So I live by myself in my new place and my next door neighbor is a little old Italian lady named Antoinette. She considers herself the matriarch of the street and has told me she’s lived there 51 years. Every time I run into her I am given some kind of life lesson, because she knows I’m on my own and so is she, and she wants to impart her wisdom to me. The first time we met I was moving in to the house. I saw her and went right over to introduce myself. She didn’t let go of my hand after I shook hers, so I knew I was in trouble. She told me, while the movers waited in the street, to marry a rich man and not to talk to anyone on the street if I didn’t want to go to jail. And when I see her when we’re getting in and out of cars she has more life advice for me, like “Make sure you eat at the right time and sleep at the right time.” I helped her bring her groceries in once, and she had a speech prepared about how people used to help each other in her country.
Yesterday topped it all. It’s been snowing here, with some melting and refreezing making parking a challenge because my street is inclined a bit. I did not have the forethought to buy a shovel, so yesterday when I saw some other neighbors outside with Antoinette working on clearing snow away from her car, I thought, perfect – I will help shovel her car out and maybe she’ll lend me her shovel.

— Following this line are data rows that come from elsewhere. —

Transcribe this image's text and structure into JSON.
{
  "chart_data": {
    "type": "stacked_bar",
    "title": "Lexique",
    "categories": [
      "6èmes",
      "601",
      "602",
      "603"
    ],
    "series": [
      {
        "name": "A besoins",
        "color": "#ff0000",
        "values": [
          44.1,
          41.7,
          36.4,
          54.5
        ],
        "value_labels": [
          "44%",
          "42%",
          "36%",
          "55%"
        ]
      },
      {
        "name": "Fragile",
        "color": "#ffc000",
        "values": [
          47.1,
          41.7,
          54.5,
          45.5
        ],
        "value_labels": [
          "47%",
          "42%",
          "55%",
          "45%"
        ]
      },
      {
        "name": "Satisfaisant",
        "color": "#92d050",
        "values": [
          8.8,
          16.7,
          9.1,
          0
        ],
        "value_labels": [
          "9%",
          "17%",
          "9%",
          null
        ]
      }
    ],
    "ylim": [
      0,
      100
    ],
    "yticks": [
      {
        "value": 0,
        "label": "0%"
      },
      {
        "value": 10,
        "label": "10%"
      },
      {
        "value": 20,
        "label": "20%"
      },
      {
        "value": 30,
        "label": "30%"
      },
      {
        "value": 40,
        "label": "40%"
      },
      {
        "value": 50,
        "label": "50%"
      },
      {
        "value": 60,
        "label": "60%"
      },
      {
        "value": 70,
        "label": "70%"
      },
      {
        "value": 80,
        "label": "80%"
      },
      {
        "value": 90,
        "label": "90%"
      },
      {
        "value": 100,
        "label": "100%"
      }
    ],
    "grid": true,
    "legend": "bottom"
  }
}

Well, there is a price to pay for using Antoinette’s shovel. It involved her calling me over and pointing out what areas to shovel and in what order and where to put the snow. “You go do it and I’ll watch you. You don’t have a mother.” I’m not sure what she meant by this, but I went ahead and shoveled and took orders from Antoinette all the way.
And THEN! Eventually she went inside and told me to knock when I was done. So when I did, she asked me to come in and told me she had a question for me. [Oh no.] She told me that she had met “the man staying with you, who said he was your father.” I said yes, my parents were staying with me over Thanksgiving. She told me that she had spoken to my dad on one occasion and he seemed very nice, and then on another occasion my father had turned his head away and ignored her when she said hello. She told me she “felt bad for three, four, five days” because of this.
“I ask, what did I do?” she said. “I am just trying to say hello.” I was caught like a deer in headlights, having no idea how to smooth over the unnecessarily hurt feelings of my little old next-door-neighbor.
So, Dad: I totally bailed you out by telling Antoinette that you were hard of hearing and had no intention of hurting her feelings. This seemed to work. We definitely don’t want to be on her bad side, because she also told me her next door neighbors on the other side are actually related to her deceased husband and, she said, “I call the cops on them all the time because they are good for nothing and don’t believe in anything or even go to church or nothing.”
I think I am still in Antoinette’s good graces… as long as I shovel her parking spot if she’s not home and it snows, like she told me to when I was leaving!